Two Camden men fatally shot Tuesday
At 27th Street and Arthur Avenue in East Camden, where Anibal Perez died in a hail of bullets on the way home from picking up a bottle of Remy Martin VSOP - his favorite - friends and siblings passed around a fresh bottle of the cognac Wednesday, sipping in his memory.
At 27th Street and Arthur Avenue in East Camden, where Anibal Perez died in a hail of bullets on the way home from picking up a bottle of Remy Martin VSOP - his favorite - friends and siblings passed around a fresh bottle of the cognac Wednesday, sipping in his memory.
"He had stopped at the stop sign when it all happened," his sister Sesily Aponte, 25, said, pointing to the sign in Cramer Hill.
An empty Remy box and balloons were taped to the stop sign; a white sheet had been draped across a fence with handwritten condolences, including one by his mother. who said he "will live forever in my eyes."
Perez, 23, was one of two Camden men fatally shot Tuesday, the Camden County Prosecutor's Office and city police said Wednesday.
Sherron Coleman, 19, was reported to have been shot multiple times on the 1200 block of North Octagon Road in the Fairview section around 7 p.m. Three hours later, Perez was shot in the driver's seat of his Honda Accord.
Authorities gave his last name as Torres but family said it was Perez.
Both men had brushes with the law, according to court records. Coleman served nearly a year for drugs and eluding offenses. Perez served a total of nearly two years on weapons and drug charges.
The deaths raised the city's tally to eight homicides, four more than at this time last year, when a record 67 people were killed in the city.
Coleman's family could not be reached.
At the foot of the stop sign in Cramer Hill, where Perez lived, a family member had constructed a shrine - a small wooden house that held religious candles and empty Remy bottles.
Perez had worked as a mechanic with a brother, Juan Medina, at Johnny's Speedy Repair in Cramer Hill. Medina said Perez wanted to open his own operation in the shop.
"He was friendly.
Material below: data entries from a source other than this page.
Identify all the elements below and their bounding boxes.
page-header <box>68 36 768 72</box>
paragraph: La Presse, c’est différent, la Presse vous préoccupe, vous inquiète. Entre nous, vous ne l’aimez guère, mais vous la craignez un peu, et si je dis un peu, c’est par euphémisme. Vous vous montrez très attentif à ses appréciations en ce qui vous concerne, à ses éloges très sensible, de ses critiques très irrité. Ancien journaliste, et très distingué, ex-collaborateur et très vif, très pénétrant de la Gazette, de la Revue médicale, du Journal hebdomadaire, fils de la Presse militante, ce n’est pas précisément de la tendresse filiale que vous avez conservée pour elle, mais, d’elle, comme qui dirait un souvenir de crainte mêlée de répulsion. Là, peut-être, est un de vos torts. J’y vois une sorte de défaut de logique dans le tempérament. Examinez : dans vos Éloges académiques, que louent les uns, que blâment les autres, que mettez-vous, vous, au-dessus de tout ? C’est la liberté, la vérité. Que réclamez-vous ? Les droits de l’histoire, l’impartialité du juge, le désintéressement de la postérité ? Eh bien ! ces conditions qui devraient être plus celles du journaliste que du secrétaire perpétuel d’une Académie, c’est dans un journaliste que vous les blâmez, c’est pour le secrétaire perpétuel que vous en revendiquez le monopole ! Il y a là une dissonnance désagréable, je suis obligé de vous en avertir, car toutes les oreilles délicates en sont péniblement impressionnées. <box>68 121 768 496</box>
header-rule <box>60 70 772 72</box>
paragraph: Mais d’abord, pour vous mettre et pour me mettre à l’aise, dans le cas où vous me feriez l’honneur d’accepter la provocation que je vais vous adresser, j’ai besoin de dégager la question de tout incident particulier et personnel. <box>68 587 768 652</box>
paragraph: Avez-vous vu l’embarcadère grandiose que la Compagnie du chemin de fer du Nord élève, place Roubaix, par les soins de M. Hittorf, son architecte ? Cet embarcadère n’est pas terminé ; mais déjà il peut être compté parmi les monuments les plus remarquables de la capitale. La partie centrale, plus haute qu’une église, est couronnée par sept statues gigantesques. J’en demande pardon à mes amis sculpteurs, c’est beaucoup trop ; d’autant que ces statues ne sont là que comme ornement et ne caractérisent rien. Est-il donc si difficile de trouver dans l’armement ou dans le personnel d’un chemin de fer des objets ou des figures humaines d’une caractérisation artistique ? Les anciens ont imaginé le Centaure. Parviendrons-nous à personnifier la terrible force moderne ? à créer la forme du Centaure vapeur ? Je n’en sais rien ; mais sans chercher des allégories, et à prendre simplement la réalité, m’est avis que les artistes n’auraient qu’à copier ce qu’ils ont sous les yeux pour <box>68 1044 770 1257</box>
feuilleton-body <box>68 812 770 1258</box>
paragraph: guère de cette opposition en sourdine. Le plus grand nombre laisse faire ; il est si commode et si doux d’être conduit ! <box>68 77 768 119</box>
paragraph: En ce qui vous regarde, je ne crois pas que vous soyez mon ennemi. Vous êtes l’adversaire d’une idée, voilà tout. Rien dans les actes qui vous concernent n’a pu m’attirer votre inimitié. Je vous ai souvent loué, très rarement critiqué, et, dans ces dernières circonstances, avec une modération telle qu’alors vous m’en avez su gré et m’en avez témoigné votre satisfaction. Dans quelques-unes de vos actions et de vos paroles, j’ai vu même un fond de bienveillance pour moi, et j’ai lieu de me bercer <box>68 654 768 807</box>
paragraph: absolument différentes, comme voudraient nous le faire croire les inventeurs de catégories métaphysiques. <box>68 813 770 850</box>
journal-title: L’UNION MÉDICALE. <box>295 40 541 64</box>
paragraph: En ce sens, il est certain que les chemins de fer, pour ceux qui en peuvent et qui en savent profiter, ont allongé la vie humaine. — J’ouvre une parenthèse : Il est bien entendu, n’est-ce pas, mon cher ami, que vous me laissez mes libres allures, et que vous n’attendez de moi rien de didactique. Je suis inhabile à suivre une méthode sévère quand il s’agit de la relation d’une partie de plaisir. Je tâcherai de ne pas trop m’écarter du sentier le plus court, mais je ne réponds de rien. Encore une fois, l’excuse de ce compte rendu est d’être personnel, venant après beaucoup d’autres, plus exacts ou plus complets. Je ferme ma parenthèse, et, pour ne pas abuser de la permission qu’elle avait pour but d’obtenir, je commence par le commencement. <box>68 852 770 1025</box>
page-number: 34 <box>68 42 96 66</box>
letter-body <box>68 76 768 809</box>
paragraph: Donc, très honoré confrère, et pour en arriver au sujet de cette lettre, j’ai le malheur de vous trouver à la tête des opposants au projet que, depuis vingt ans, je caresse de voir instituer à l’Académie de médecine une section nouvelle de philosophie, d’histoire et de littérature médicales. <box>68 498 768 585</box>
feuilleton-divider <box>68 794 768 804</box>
He was cool to everybody," Medina, 29, said.
Perez had left his mother, sister, and other family members at home and driven to the liquor store on that rainy night, his family said.
"According to what the police told us, it had to be done by somebody he knew. The windows were rolled down," Aponte said.
Added another brother, Juan Ortiz, 28: "Nobody rolls the window down for someone they don't know."
Family members said authorities told them Perez was shot with a 9mm and a .45-caliber. The Prosecutor's Office could not immediately confirm that.
Perez was known as "Grass" - a nickname given him by his father, his family said. He had a 6-year-old daughter by one woman, they said. Another woman, Melba Rodriguez, 19, said Wednesday that she had dated Perez and was four months pregnant with their son.
"He is going to be a Jr.," she said of the unborn baby boy.